Blumarine's New Butterfly Top Is a Crucifix
Blumarine, fashion's patron saint of slinky, Y2K glamour, has turned its attention to a new source of inspiration: Catholicism.
Gone is the label's beloved denim butterfly top, a not-so-subtle nod to the winged bodice Mariah Carey wore to the VH1 Divas Live concert in 2000. Instead, Blumarine opened its Spring/Summer 2023 show with an unexpected twist on the early aughts-inspired halter: a crucifix crop top, done up in studded denim.
The cross was a recurring motif throughout the collection, appearing on heavy chain "rosaries," earrings, mesh tops, and ropy mini-dresses.
Clearly, creative director Nicola Brognano is feeling some type of way about religion — its aesthetics, at least.
Over the past year, we've witnessed the intersection of faith, fashion, and youth culture fuel the rise of "Christiancore," an aesthetic best exemplified by Praying's divisive "Father, Son, Holy Spirit" bikini, Red Scare co-host Dasha Nekrasova's "reversion" to Catholicism, and that Depop user who went viral for selling "Virtual Catholic confessions."
"Young people are looking for meaning in our precarious, destabilized world, and Christian ‘aesthetics,’ like cross necklaces and references to scripture, represent a deeply rooted system of meaning-making,” writer and critic Biz Sherbert told Highsnobiety.

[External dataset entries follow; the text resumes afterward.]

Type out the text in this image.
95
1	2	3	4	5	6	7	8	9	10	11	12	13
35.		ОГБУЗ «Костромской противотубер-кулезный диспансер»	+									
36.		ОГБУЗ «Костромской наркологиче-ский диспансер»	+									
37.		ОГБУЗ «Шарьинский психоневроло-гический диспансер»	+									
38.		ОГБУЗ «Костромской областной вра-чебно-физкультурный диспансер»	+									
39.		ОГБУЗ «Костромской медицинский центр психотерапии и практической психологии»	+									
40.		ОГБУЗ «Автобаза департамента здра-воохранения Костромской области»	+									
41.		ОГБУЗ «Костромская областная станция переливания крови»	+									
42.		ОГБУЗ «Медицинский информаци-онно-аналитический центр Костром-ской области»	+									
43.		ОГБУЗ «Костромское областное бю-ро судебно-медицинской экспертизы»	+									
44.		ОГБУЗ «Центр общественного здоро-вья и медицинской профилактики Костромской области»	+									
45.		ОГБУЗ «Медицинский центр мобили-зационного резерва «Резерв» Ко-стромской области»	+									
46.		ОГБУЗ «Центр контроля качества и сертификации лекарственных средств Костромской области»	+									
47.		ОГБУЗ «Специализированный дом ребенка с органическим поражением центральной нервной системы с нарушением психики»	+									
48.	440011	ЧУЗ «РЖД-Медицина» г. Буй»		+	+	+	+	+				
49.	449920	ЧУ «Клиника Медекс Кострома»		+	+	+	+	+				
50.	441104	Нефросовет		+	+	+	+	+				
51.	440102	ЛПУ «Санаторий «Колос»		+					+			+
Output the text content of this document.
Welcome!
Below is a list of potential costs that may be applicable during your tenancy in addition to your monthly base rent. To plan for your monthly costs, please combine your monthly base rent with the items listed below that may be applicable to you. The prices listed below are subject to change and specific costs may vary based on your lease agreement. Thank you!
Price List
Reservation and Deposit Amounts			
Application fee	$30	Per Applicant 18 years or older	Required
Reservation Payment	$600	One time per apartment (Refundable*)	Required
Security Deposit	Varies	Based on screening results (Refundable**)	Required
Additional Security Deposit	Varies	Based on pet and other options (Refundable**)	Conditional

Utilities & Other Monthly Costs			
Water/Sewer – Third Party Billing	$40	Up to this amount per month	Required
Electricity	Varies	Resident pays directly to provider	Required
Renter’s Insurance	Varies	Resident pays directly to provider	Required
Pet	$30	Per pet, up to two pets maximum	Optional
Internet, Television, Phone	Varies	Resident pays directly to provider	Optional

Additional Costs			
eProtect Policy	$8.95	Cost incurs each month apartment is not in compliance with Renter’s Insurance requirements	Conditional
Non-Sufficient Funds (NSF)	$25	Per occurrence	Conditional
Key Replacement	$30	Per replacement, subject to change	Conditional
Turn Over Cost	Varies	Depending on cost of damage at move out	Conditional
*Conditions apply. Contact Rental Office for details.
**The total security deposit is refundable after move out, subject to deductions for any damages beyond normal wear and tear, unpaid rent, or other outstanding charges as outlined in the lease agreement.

Despite the earnestness that often accompanies faith, young people are embracing the trappings of religion as a sort of edgelord-y, reactionary rejection of progressive politics — a phenomenon explored in an essay titled "New York's Hottest Club Is the Catholic Church." In it, writer Julia Yost observed that "Catholicism pairs well with transgression... [it] embraces the give-and-take between sin and repentance."
It's this theatrical tension between purity and lust, stringency and subversion, that makes religion particularly appealing stomping grounds for fashion, an industry that operates on values antithetical to Catholic tradition. Brogano's skimpy denim crucifix, arms outstretched to barely cover the breasts, is a particularly striking example of this push and pull.
While I'm not a believer in the traditional sense, Blumarine's latest outing has me convinced: "conventcore" is about to take the fashion girlies by storm. (Second Reformation, here we come.)